Nancy tem um meio riso. Passa, nesse momento, um rapaz que a cumprimenta. Ela retribui e o Fulano afasta-se. Então, Nancy vira-se para o marido:
— Quem sabe se esse rapaz, que me cumprimentou, não é teu substituto? Quem sabe se eu não lucrei também com a tua substituição?

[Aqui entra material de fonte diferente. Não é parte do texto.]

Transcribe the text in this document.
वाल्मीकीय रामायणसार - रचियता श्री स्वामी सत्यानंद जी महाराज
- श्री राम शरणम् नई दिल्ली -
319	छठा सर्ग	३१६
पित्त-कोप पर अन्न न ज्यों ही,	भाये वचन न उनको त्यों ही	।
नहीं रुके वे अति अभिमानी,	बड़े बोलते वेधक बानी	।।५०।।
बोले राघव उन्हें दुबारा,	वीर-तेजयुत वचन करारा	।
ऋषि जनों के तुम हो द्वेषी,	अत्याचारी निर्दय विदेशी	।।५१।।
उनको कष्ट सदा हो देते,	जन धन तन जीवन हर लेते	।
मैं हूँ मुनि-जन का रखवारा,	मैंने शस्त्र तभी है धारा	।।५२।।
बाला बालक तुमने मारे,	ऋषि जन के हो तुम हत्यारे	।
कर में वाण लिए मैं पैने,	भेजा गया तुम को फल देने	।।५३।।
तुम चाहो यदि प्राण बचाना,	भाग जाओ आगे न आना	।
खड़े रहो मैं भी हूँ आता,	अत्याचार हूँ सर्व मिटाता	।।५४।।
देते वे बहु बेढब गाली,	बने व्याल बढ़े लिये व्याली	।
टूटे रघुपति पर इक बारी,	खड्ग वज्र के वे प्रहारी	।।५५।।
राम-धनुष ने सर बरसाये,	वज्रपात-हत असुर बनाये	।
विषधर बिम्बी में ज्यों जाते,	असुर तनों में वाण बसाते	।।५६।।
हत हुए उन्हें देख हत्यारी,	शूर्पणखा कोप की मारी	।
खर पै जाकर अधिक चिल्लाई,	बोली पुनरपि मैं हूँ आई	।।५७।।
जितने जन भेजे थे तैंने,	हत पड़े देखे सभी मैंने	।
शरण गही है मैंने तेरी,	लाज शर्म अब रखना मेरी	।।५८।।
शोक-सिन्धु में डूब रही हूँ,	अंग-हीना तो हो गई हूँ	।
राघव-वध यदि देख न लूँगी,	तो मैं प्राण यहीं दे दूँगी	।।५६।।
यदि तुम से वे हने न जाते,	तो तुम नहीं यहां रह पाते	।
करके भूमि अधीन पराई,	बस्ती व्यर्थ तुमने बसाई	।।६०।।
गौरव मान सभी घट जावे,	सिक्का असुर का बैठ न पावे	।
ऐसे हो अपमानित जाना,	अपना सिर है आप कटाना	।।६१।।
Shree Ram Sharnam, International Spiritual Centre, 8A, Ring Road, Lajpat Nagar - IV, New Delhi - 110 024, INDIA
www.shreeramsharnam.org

Lívido, Chagas não fez um comentário. Durante um mês, dois, aquilo não lhe saiu da cabeça. E, sobretudo, uma lembrança o atormentava de maneira intolerável: na véspera do regresso, passara a noite fora. E, ao entrar no quarto, ao amanhecer, encontrara a mulher acordada e com a fabulosa "camisola do dia", que custara um dinheirão. Numa especulação infinita, perguntava, de si para si: "Pra que a camisola?". Ou: "Pra quem?". Ao longo desses dois meses, bebeu três ou quatro vezes, e, bêbado, debatendo-se nos braços dos amigos, soluçava: "Respondam: fui substituído?". Diante do seu desespero, a mulher comoveu-se, afinal: "Eu menti! É mentira! Foi brincadeira minha!". Ele, porém, já não estava em condições de acreditar em nada, em coisa alguma. Acabou metendo uma bala na cabeça.